3D Printed Surgical Mask
Billings doctor finds inventive way to help with shortage of medical masks
3D Mask Files
For additional information on how to help Billings Clinic with supplies and printing, please email email@example.com or call (406) 435-MASK (435-6275).
How did the 3D printed surgical mask come about in Billings?
Dr. Dusty Richardson, Billings Clinic neurosurgeon, was driving home from work, listening to a story on the radio about the national shortage of personal protective equipment (PPE) for health care workers and thinking about ways he could help. At Billings Clinic, reuse policies have been implemented for surgical masks to help the supply go further. He put his ingenuity to work, got home to his shop and called his friend, Billings-area dentist Spencer Zaugg, DDS and his son Colton, and together they talked through the idea of 3D printing a surgical mask.
Dr. Richardson drew a design on the back of a receipt, took a picture and sent it to them. Colton, who is skilled in writing code and 3D printing, investigated the idea and searched online, finding some other designs for mask alternatives. One design by La Factoria 3D out of Spain (www.thingiverse.com/thing:4225667) was helpful as a starting point but needed some adjustments.
Colton then went to work producing new code inspired by the design available online. After 6 or 7 iterations of the design, which included printing the design, inspecting, learning from it, and adjusting the plans, they finalized their mask, including an improved way to insert a filter, made of medical-grade fabric, securely in place to make it easy to change out between uses.
On the morning of Sunday, March 22, the team had finalized a design to include a 3D printed mask of various sizes to fit different face shapes and a snap-in frame for the filter to fit securely.
The design is available for free on the makethemasks.com website.
Help with Personal Protective Equipment for Staff and Patients
One of the challenges health care providers are experiencing across the nation is a shortage of Personal Protective Equipment (PPE), including masks. These devices are essential to keeping our staff, our patients and our communities safe.
Montana 3D Mask
To bolster the limited supply of PPE masks, Billings Clinic Neurosurgeon, Dusty Richardson, MD, in collaboration with Billings-area dentist Spencer Zaugg, DDS and his son Colton, have tapped into their ingenuity to create durable, reusable plastic masks using 3D printer technology.
Our next effort is to activate every 3D printer in our community to produce these masks. Billings Public Schools, Rocky Mountain College, and Montana State University-Billings have all offered to help. We are asking others in our community with access to 3D printers and related supplies to assist in this effort.
Financial support is needed to fund this effort. The Billings Clinic Foundation invites you to support the production of these masks and other needs by contributing to our Innovation Fund. Donations can be made online or by contacting Amberly Pahut at firstname.lastname@example.org or (406)657-4679.
To assist the health care community locally and nation-wide with similar efforts, information on the mask design, including specifications for this particular mask design is posted online on the makethemasks.com website. For additional information on how to help Billings Clinic with supplies and printing, please email email@example.com or call (406) 435-MASK (435-6275).

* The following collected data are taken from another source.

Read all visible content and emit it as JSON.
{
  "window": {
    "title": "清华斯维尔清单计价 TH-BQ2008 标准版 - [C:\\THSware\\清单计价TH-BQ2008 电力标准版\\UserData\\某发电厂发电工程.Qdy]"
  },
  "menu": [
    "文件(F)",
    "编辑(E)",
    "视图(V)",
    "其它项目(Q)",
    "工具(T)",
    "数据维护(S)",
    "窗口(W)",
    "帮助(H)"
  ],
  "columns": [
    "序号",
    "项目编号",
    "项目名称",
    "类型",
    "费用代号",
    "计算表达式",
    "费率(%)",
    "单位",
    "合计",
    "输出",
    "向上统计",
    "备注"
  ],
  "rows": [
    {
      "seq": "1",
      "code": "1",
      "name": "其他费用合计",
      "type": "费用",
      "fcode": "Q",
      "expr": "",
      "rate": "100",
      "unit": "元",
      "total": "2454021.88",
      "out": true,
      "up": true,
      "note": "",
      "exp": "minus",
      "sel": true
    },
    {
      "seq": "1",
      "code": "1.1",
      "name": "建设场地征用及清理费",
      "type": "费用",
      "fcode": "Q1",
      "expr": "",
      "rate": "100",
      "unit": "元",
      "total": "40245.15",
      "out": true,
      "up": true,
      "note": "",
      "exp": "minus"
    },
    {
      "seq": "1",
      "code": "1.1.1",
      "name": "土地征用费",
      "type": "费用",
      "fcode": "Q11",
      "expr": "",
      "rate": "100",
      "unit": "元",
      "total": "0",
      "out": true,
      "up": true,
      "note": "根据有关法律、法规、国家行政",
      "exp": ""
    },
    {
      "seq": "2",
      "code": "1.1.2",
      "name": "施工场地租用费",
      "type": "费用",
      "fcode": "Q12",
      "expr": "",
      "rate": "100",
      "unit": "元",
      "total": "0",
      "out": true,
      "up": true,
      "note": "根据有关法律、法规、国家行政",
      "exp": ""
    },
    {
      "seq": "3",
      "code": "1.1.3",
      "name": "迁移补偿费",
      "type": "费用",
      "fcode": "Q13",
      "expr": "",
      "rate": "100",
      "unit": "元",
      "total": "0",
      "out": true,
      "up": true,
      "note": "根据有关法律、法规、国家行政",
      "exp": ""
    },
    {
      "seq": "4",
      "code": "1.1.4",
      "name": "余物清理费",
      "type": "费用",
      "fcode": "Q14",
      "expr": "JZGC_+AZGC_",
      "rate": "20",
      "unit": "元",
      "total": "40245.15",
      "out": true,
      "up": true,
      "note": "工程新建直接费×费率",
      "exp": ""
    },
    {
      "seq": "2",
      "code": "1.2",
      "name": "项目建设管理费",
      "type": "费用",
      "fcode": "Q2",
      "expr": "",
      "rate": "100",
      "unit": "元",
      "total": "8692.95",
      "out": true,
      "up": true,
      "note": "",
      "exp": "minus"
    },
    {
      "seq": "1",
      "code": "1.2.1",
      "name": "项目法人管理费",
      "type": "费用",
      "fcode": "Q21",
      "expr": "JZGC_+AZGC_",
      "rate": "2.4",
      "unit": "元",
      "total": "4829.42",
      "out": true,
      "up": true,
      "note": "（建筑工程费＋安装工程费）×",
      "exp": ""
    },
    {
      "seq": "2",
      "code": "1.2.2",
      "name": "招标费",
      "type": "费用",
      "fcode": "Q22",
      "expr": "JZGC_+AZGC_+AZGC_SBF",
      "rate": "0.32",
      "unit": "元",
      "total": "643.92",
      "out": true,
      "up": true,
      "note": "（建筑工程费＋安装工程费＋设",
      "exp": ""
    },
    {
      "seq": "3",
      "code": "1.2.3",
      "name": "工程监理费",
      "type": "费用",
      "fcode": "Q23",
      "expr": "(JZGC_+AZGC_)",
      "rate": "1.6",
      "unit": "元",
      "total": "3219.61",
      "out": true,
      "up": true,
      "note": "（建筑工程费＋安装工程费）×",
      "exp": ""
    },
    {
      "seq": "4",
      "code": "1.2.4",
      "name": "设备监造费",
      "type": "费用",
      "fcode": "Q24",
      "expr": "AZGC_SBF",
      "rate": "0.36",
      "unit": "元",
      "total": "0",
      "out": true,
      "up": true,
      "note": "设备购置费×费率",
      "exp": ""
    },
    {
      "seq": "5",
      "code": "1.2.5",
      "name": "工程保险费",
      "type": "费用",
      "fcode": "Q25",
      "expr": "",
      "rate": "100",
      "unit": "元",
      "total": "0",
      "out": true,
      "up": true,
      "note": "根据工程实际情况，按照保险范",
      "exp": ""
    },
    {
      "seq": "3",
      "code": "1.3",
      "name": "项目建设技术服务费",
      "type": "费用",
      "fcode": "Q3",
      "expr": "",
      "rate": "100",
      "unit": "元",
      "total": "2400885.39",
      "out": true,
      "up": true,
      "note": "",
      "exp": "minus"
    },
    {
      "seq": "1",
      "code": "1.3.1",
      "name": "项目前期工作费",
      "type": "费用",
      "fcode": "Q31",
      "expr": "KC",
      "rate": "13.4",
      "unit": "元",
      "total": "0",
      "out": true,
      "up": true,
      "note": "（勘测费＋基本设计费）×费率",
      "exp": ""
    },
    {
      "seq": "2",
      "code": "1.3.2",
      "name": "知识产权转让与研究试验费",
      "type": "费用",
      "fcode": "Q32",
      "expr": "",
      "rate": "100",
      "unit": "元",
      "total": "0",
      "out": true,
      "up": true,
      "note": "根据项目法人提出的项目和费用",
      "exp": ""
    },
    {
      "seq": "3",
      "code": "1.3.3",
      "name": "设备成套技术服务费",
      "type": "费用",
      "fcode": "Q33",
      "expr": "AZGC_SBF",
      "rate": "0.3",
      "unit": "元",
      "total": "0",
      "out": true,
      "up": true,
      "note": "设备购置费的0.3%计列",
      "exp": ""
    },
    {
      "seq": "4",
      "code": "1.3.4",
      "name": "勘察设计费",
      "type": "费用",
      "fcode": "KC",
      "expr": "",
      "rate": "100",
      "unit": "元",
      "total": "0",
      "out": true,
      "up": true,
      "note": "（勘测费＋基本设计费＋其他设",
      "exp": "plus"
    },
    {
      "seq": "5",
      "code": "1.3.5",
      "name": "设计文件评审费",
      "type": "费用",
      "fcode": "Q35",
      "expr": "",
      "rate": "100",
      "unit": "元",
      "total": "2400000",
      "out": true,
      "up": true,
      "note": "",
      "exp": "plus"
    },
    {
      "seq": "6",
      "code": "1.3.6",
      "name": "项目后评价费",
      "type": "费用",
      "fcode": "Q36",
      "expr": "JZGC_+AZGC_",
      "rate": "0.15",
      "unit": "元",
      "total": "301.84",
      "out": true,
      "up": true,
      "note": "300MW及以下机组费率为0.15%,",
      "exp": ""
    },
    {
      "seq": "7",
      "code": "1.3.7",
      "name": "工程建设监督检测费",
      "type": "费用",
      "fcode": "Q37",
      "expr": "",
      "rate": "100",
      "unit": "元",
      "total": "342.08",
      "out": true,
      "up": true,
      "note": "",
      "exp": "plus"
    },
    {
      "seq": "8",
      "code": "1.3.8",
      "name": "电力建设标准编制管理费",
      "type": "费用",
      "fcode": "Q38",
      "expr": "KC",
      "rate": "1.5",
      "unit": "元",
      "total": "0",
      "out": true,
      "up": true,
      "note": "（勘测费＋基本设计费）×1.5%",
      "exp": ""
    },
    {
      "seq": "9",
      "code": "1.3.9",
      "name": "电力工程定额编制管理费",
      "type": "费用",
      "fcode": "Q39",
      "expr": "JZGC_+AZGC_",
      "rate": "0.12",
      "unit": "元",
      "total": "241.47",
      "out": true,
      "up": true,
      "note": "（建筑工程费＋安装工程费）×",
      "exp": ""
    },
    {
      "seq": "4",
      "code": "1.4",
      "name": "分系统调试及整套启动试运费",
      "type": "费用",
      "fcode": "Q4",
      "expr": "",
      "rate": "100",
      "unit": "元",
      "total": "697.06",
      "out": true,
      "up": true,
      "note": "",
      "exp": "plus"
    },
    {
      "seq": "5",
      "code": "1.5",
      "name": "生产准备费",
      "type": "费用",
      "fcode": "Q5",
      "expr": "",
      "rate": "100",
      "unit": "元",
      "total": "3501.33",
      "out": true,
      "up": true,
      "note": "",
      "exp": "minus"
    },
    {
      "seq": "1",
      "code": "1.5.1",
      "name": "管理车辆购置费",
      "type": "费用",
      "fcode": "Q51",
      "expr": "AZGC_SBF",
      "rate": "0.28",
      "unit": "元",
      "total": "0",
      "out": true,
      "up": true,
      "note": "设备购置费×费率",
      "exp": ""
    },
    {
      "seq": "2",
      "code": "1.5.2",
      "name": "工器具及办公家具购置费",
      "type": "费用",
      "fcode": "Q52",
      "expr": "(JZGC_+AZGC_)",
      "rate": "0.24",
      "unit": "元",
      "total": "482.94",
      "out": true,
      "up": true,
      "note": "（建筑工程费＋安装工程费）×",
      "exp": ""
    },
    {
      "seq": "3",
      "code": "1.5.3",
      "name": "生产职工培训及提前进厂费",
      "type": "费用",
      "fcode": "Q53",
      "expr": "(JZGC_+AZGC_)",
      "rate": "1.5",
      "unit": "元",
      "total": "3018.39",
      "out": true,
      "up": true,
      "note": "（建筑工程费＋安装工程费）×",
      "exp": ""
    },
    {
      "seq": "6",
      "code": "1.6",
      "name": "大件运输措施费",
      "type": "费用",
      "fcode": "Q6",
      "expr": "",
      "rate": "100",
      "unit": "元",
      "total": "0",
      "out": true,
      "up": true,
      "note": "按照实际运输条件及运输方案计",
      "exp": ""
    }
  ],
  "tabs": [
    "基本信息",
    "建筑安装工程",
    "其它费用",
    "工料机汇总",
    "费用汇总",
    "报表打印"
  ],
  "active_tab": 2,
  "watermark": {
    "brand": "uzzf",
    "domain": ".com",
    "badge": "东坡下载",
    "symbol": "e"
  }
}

*The 3D printed mask information presented here is intended to assist the general public during the current a global pandemic related to COVID-19 and the related nationwide shortage of personal protective equipment. Please be aware that this mask design is not intended to replace standard protective equipment such as N-95 masks or surgical masks when that equipment is available. The use of these 3D printed masks has not been fully tested and has not been approved by federal or state authorities. Billings Clinic, Marlin D. Richardson, M.D., Spencer Zaugg, DDS, and Colton Zaugg make no representations or guarantees regarding the safety, efficacy, or appropriate use of these masks in any particular situation. Use of this information for any purpose is at the maker’s and user’s own risk.